# My First Classifier

Multi Class Classification is the task of assigning an input vector to a particular class based on some measure of similarity to other members of that class.

One of the simplest classifiers is a Minimum Distance Classifier and it is still an effective one. Given a two or more classes represented by a single class vector, we assign an input vector to itsclosest class.

Geometrically, if we think about a scatterplot of two of our features from the Wine dataset {Alchohol, ODxxx} we get a scatter plot:

In [3]:
var {loadUnlabelledWine, grid2} = require('./utils')
var Plot = require('plotly-notebook-js');

var {features, dataset} = loadUnlabelledWine();

var ALCOHOL = 0;
var ODxxx = 11;

var x = dataset.map(d => d[ALCOHOL]).map(f => parseFloat(f));
var y = dataset.map(d => d[ODxxx]).map(f => parseFloat(f));
var trace = { x, y, mode: 'markers', marker: { size: 8, }, type: 'scatter' };
var layout = { xaxis: { title: features[ALCOHOL] }, yaxis: { title: features[ODxxx] }, width: 700, height: 700 };

$$html$$ = Plot.createPlot([trace], layout).render()

### Manually Decide on Class Centroids

In order to classify we want to assign all of our points in the scatter plot to one of say three classes which I am going to pick manually. We are trying to pick the centroid or central point of the class.

Pick you own classes, I am picking:





In [9]:
var classes = [
    [12, 3.1],
    [13.75, 3.1],
    [13, 1.75]
];

var classTraces = classes.map(
    (c, idx) => ({ x: [c[0]], y: [c[1]], mode: 'markers', marker: { size: 14 }, type: 'scatter' }));

$$html$$ = Plot.createPlot([trace, ...classTraces], layout).render()

## Build a classifier

Let's build a simple "minimum distance" classifer using the euclidean distance. In this classifier, points are assigned to a class based on their distance from a single central point representing the class.

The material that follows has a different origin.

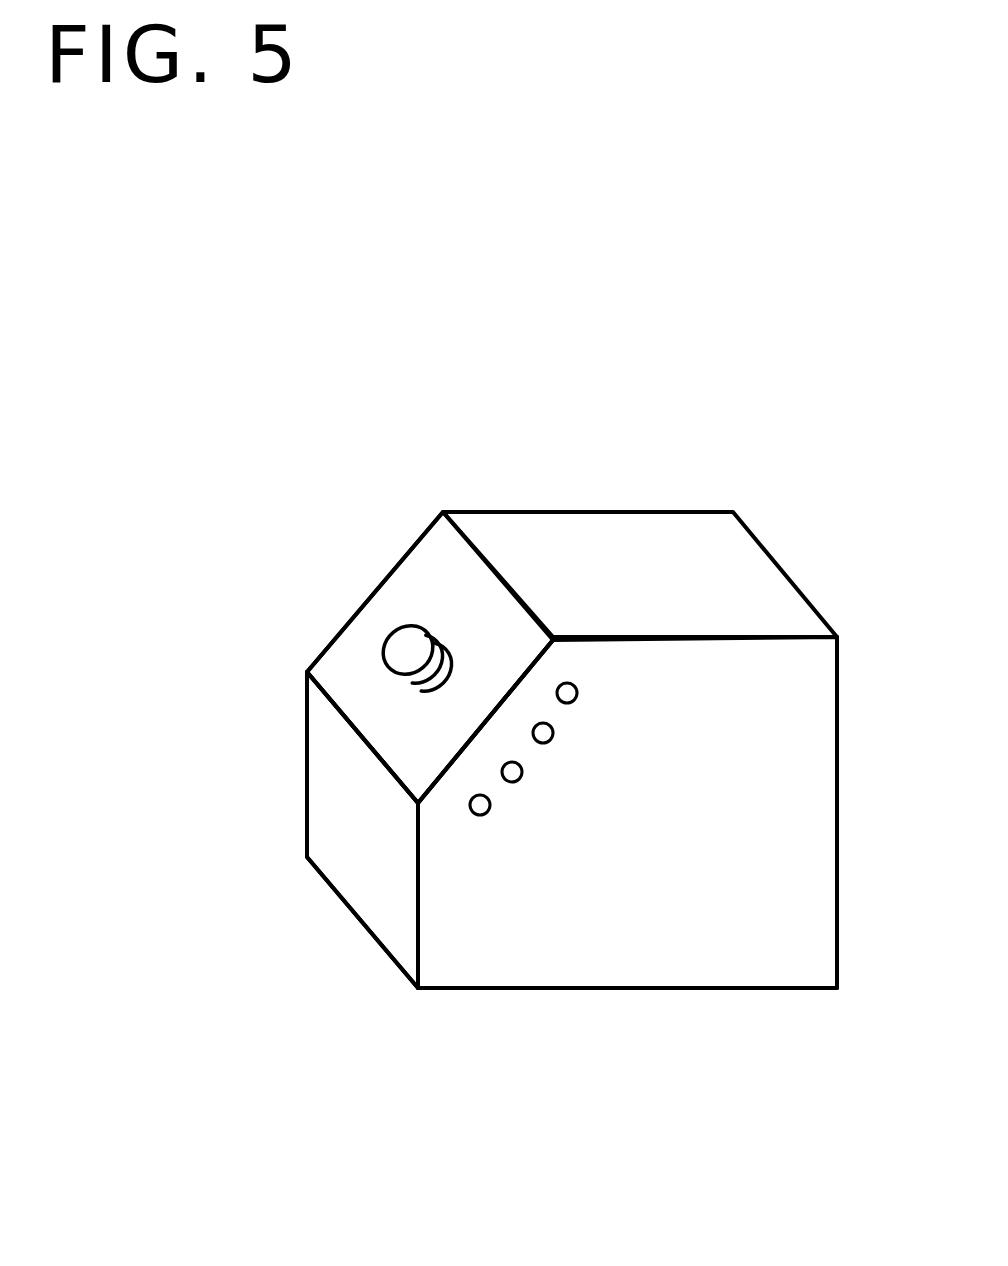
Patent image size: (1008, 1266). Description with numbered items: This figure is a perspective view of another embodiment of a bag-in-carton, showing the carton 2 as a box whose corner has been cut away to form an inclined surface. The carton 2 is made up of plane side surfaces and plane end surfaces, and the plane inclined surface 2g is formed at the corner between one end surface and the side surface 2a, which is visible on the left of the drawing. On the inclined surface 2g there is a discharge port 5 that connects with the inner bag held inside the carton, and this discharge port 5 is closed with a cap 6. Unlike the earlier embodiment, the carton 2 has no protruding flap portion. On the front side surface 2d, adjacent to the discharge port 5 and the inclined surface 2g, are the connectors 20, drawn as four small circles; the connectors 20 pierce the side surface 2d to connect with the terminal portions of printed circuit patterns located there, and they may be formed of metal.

![minimum distance classification](images/minimum_distance.png)


### Goals

1. Load a the Wine dataset - DONE
1. Select Clase Centers - DONE
1. Select / extract 2D feature vectors from it. I'm using {Alcohol, ODxxx} attributes, but you might like a different 2 better [dataset summary is here](./0.3_hello_datasets.ipynb)
1. Build a classifier function `L = classify(classes, I)` where I (input) is a Nx2 array of arrays, L (labels) is a length N array and C (classes) is a 3x2 array of arrays
    1. For each input vector, I
        1. Compute the euclidean distance between I and each class vector
        1. Select the class with the minimum distance
        1. Store the label (e.g. an index 1, 2, 3) of the selected class
    1. Return the the list of labels L
1. Plot the I scatter plot and color the points depending in label.

In [31]:
var ml = require('ml-distance');

// Compute Distance, find minimun and assign label

// get the features I am interested in
var data = dataset.map(d => ([d[ALCOHOL], d[ODxxx]]));


// for each feature vector
function classify(data) {
    return data.map(row => {

        // for each class
        var dists = classes.map(c => {
            return ml.distance.euclidean(c, row);
        })

        var mindist = dists.reduce((a,d) => {
            return Math.min(a, d)
        }, 99999)

        var foundClass = -1;
        for (let i = 0; i < 3; i++) {
            if (mindist === dists[i]) {
                foundClass = i; 
                break;
            }
        }

        return [...row, foundClass+1];
    })
    
}

var results = classify(data)

'use strict'

In [26]:
// Plot the output
var classes = [
    [12, 3.1],
    [13.75, 3.1],
    [13, 1.75]
];
var color = results.map(d => d[2]);
var trace2 = { x, y, mode: 'markers', marker: { color, size: 8, }, type: 'scatter' };

var classTraces = classes.map(
    (c, idx) => ({ x: [c[0]], y: [c[1]], mode: 'markers', marker: { size: 14 }, type: 'scatter' }));

$$html$$ = Plot.createPlot([trace2, ...classTraces], layout).render()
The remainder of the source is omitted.